According to a new report from Pennsylvania’s Independent Fiscal Office (IFO), the state beat gas-producing states on growth last year.
Pennsylvania posted 7.9% growth through November last year, the strongest year-over-year growth of the top five gas-producing states, according to the report. While Texas still collected the most natural gas (9,557 billion cubic feet), Pennsylvania ranked second with 7,013 billion cubic feet – down from 2020 production but up from quantity collected in 2019.
At the county level, Bradford County saw the highest production growth at 21.8%, while Susquehanna County had the highest production volume at 1.619 billion cubic feet. However, Susquehanna County saw -1% volume growth.

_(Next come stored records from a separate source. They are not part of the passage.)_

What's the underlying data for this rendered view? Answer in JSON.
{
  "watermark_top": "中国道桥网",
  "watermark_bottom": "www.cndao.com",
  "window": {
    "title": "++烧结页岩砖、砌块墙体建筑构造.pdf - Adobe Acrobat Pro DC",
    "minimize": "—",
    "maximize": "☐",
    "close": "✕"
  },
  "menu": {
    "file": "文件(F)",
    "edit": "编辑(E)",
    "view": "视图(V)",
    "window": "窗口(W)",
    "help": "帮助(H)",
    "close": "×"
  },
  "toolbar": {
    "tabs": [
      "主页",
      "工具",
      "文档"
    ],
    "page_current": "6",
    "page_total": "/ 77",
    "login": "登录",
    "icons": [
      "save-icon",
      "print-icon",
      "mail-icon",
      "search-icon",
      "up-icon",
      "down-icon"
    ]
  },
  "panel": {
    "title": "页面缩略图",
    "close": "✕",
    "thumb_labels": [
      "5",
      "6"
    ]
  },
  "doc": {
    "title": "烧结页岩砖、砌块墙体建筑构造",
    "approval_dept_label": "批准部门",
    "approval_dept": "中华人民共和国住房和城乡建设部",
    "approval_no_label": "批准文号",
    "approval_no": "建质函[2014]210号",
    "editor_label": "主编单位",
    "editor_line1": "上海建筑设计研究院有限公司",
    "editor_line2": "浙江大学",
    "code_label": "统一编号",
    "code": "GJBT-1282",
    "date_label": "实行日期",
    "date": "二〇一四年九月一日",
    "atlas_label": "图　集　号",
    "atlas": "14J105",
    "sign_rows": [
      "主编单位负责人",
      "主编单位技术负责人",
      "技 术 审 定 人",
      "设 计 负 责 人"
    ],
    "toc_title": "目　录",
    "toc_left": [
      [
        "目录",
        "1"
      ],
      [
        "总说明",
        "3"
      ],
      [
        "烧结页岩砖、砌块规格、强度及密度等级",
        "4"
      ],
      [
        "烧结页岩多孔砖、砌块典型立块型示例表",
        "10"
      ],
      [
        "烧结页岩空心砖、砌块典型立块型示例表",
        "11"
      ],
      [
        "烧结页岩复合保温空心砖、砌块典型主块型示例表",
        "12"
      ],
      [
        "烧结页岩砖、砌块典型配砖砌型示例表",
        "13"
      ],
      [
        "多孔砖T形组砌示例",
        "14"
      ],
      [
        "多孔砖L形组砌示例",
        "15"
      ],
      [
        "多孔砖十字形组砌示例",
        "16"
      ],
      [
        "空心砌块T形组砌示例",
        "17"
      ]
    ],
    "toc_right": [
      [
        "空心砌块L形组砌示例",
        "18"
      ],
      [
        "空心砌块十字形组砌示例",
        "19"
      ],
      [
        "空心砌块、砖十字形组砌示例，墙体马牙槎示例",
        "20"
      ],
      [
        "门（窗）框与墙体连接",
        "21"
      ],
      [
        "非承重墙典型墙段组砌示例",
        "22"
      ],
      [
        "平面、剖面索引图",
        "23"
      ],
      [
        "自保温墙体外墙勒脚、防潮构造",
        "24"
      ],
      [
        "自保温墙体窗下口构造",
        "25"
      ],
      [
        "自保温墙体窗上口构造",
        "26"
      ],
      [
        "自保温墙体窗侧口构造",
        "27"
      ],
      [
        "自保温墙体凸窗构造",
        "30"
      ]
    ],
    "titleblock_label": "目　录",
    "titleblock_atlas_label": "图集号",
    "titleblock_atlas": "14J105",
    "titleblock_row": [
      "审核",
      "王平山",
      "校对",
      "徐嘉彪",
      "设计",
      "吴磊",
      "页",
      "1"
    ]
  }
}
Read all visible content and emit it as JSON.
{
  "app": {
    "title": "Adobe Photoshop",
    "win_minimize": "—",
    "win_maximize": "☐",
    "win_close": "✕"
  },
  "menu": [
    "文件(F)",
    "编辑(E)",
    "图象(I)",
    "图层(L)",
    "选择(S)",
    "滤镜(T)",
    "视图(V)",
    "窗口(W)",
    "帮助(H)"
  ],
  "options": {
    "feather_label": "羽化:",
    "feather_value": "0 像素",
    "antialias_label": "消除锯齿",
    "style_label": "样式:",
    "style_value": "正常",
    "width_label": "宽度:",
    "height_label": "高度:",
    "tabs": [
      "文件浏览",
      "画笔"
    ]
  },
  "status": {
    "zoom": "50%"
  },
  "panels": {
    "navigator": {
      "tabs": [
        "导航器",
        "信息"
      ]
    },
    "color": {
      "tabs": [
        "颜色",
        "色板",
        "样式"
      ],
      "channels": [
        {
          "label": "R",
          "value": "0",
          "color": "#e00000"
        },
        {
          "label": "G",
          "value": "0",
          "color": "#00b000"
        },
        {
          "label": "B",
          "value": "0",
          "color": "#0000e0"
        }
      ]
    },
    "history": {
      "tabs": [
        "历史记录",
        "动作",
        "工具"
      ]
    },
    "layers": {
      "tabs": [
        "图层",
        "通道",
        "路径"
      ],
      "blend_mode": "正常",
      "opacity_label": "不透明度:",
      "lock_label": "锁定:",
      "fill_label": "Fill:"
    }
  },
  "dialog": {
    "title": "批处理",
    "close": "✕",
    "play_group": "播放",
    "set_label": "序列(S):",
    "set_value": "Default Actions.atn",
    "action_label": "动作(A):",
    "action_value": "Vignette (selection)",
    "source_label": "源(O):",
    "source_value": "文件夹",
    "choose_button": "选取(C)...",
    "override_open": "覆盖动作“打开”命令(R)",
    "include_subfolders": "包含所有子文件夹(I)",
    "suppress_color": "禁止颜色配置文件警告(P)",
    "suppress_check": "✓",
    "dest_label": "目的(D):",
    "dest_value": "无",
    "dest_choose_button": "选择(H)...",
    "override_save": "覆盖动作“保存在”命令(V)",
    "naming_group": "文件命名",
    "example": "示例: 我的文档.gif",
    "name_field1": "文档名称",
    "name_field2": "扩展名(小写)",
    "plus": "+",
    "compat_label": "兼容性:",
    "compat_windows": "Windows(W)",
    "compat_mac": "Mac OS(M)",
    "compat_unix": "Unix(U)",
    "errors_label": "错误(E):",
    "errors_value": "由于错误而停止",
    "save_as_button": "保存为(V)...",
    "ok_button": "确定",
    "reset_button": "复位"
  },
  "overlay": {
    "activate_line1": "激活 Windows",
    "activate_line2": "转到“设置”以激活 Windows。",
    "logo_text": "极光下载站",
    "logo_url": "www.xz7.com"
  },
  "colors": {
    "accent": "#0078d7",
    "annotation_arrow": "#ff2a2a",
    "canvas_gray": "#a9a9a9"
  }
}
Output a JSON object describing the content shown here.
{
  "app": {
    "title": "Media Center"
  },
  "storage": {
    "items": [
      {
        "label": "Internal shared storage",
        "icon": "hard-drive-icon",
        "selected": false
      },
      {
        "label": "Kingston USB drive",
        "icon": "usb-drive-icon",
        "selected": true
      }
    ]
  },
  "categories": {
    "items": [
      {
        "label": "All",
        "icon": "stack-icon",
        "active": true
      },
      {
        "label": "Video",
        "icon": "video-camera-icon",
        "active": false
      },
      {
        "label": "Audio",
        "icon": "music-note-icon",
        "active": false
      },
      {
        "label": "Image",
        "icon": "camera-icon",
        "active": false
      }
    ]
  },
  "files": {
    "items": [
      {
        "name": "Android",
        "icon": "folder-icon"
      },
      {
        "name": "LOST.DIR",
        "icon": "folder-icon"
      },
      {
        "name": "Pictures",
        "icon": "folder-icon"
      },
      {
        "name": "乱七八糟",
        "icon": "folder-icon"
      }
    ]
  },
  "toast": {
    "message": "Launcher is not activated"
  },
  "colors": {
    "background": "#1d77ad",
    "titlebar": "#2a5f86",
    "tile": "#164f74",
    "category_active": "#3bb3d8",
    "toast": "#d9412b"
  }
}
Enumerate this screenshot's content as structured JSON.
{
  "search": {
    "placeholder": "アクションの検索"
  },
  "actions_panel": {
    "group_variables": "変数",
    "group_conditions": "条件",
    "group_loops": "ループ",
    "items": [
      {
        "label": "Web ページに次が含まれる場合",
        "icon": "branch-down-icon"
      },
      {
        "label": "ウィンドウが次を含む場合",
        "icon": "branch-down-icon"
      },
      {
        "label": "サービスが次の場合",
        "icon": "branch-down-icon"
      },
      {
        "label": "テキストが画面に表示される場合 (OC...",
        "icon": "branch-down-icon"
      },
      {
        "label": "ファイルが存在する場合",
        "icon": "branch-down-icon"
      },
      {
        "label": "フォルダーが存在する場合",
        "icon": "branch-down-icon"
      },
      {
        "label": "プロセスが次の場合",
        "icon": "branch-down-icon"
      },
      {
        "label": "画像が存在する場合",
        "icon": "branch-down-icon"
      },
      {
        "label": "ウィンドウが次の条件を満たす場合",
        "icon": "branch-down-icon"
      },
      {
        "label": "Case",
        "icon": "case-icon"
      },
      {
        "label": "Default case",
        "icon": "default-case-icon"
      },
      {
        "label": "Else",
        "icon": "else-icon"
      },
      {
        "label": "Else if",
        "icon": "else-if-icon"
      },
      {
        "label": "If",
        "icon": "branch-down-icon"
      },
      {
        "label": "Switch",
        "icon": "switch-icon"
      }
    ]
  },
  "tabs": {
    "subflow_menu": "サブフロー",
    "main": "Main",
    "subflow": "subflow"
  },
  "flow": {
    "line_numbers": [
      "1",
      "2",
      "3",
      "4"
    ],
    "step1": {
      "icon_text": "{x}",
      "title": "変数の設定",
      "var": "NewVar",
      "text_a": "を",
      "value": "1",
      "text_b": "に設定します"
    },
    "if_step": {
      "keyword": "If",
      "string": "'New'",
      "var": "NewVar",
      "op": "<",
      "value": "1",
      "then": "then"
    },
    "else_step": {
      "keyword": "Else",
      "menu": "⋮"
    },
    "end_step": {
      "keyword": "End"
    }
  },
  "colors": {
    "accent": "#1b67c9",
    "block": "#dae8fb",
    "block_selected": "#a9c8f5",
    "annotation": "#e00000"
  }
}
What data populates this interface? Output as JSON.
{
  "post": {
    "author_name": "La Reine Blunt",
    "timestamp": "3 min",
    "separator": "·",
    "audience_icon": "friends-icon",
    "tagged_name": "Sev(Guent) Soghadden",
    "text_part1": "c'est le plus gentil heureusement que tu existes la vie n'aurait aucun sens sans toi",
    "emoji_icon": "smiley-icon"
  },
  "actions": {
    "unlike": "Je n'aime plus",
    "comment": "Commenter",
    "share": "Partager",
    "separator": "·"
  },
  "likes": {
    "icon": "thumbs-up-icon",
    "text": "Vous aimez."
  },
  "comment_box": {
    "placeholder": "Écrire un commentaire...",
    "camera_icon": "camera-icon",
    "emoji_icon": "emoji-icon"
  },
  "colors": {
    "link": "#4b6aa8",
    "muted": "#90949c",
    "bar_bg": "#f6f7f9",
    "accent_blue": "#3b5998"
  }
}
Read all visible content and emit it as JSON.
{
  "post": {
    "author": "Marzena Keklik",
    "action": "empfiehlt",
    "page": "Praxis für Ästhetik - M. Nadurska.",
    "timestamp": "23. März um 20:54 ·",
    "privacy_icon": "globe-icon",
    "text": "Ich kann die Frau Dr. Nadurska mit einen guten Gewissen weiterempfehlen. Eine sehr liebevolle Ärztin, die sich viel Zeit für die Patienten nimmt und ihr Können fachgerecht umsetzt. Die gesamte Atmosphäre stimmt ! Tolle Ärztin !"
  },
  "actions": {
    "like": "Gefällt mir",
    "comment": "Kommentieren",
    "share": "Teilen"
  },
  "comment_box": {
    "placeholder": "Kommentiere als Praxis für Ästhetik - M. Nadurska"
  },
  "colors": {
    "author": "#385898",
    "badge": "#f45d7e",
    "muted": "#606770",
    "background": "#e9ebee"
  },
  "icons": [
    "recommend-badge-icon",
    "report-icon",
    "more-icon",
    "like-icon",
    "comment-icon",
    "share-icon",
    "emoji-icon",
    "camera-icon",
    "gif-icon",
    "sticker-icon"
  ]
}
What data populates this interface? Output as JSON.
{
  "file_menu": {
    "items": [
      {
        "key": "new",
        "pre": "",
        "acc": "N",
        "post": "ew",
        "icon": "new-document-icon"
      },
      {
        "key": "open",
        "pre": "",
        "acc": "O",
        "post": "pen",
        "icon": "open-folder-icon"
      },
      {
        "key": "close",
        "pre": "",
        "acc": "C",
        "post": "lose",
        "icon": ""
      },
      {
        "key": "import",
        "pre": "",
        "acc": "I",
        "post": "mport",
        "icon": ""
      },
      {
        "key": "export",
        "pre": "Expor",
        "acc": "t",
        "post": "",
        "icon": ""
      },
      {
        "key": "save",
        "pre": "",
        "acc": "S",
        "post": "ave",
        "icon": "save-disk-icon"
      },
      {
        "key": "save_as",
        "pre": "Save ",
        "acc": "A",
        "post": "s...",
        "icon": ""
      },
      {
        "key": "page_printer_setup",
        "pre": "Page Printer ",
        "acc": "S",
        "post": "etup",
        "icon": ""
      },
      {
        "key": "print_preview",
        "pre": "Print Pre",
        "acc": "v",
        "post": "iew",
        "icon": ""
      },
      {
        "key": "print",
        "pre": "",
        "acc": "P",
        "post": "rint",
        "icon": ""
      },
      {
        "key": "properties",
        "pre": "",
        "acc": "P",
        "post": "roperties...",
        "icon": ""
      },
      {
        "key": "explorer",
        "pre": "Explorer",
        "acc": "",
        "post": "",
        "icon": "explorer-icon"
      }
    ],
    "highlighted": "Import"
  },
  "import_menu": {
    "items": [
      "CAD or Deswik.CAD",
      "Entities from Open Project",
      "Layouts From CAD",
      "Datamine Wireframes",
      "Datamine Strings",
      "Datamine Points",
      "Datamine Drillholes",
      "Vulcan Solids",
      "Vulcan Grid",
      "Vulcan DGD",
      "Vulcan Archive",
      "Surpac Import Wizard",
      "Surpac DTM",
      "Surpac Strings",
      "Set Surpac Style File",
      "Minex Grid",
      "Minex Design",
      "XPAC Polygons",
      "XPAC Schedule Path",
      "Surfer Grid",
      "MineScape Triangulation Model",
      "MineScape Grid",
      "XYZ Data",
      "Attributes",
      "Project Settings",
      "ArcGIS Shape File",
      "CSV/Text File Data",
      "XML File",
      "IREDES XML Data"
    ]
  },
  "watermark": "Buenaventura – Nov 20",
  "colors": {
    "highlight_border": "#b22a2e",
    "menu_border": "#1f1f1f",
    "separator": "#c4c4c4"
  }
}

The report also showed that the companies drilled more than 500 new wells last year. The IFO said the 42 new wells in 2021 is the first annual increase in new wells since 2017. In the last three months of 2021, the state gained 154 new wells, a 55.6% increase from compared to the same period in the previous year.
The report also notes that fracking gas production grew faster in 2020, but not as fast as before the pandemic. Natural gas from fracking grew by 6.8% in 2021, 4% more than in 2020. The rate is still lower than the average growth rate of 10.2% seen from 2016 to 2019.
According to the report, the growth was due to unusually high gas prices in the second half of the year. Natural gas prices in Pennsylvania increased 186% in the fourth quarter of 2021, compared to 2020, and averaged $3.97 per million British thermal units. (MMBtu).
The report says the growth is due, in part, to higher natural gas prices.
The federal Energy Information Administration predicts increased gas production nationwide this year and through 2023. The IFO said prices have risen nationally and regionally.
“These data show that the Henry Hub price increased 91.7% over the same period in 2020, and the average Pennsylvania hub price increased 186.0%,” the report said. “These prices recorded significant gains due to the combination of weaker than usual production growth and the rebound in demand following the closures and mitigation efforts related to the COVID-19 pandemic in 2020. Current forecasts call for prices to remain high in the near term due to global supply and demand pressures.